Posted on • Originally published at hashnode.com

The AI Model Dilemma: Choosing for Cost, Freshness & Performance (Lessons from building a Steam Utility)

Hey Dev.to community!

When I set out to build the AI game suggestion feature for my side project, steamid.one (a suite of tools for Steam users), I thought the hardest part would be prompt engineering or integrating the API. Turns out, the real challenge (and one I rarely see discussed in depth) was which AI model to actually pick for a lean, production-ish service.

We're drowning in options: OpenAI's GPT-X, Google's Gemini, Anthropic's Claude, various open-source models... each with different pricing, rate limits, latency, and crucially, knowledge cutoffs that can quickly make your "smart" feature feel dated.

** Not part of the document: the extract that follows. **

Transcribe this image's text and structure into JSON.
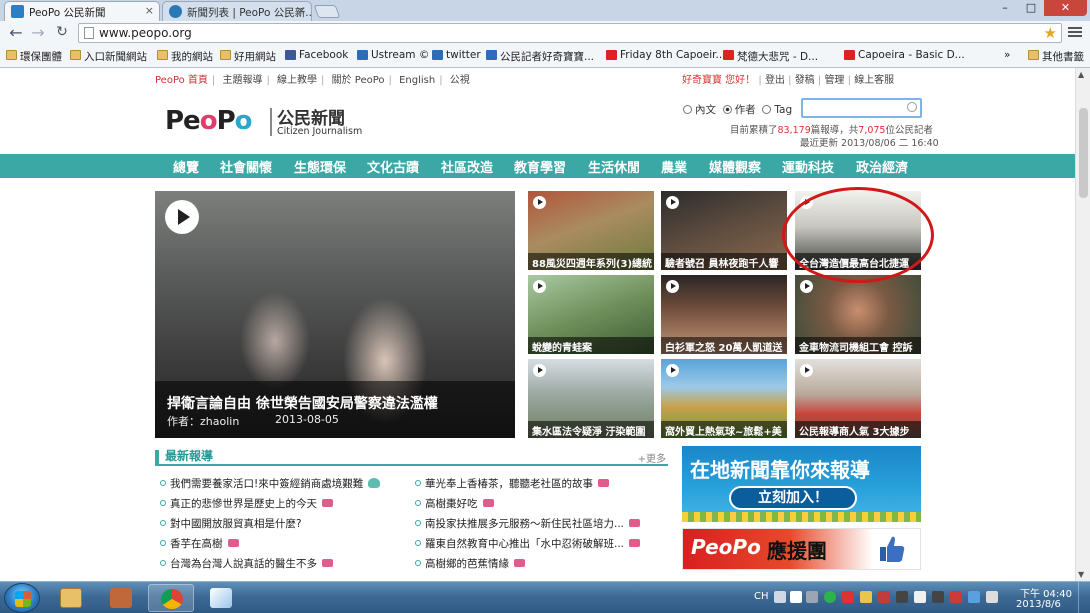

For steamid.one, I needed an AI that could:

  • Understand nuanced gaming data: It needed to analyze player profiles (top games, playtimes, genres) and synthesize creative, distinct multiplayer game suggestions.
  • Be cost-effective at scale: This is a free tool, so every penny counts. Sending thousands of requests for game suggestions had to be cheap.
  • Provide fresh data (or not be bottlenecked by old data): Game trends change. A model with an outdated knowledge cutoff might suggest irrelevant titles.
  • Be reliable and fast: Users don't want to wait ages for a suggestion.

After a lot of testing and staring at pricing tables, I ended up going with Google Gemini 1.5 Flash.

Here's why (and some findings on various models I considered):

I looked primarily at gpt-3.5-turbo, gpt-4o, Anthropic's Claude 3 Haiku, and Google's gemini-1.5-pro and gemini-1.5-flash.

Pricing (per 1 Million tokens, approximate public rates as of July 2025):

  • OpenAI (GPT Series):
    • gpt-3.5-turbo (0.5M context): ~$0.50 input / $1.50 output.
    • gpt-4o (128K context): ~$5.00 input / $15.00 output.
  • Anthropic (Claude Series):
    • Claude 3 Haiku (200K context): ~$0.25 input / $1.25 output.
  • Google (Gemini Series):
    • gemini-1.5-pro (128K context, standard): ~$3.50 input / $10.50 output.
    • gemini-1.5-flash (128K context, standard): ~$0.35 input / $1.05 output.

For the kind of creative text generation and structured JSON output I needed for game suggestions, Flash offered a phenomenal balance of capability and extreme cost-effectiveness. This was the biggest driver for a free, public tool. Claude 3 Haiku was also very competitive on price.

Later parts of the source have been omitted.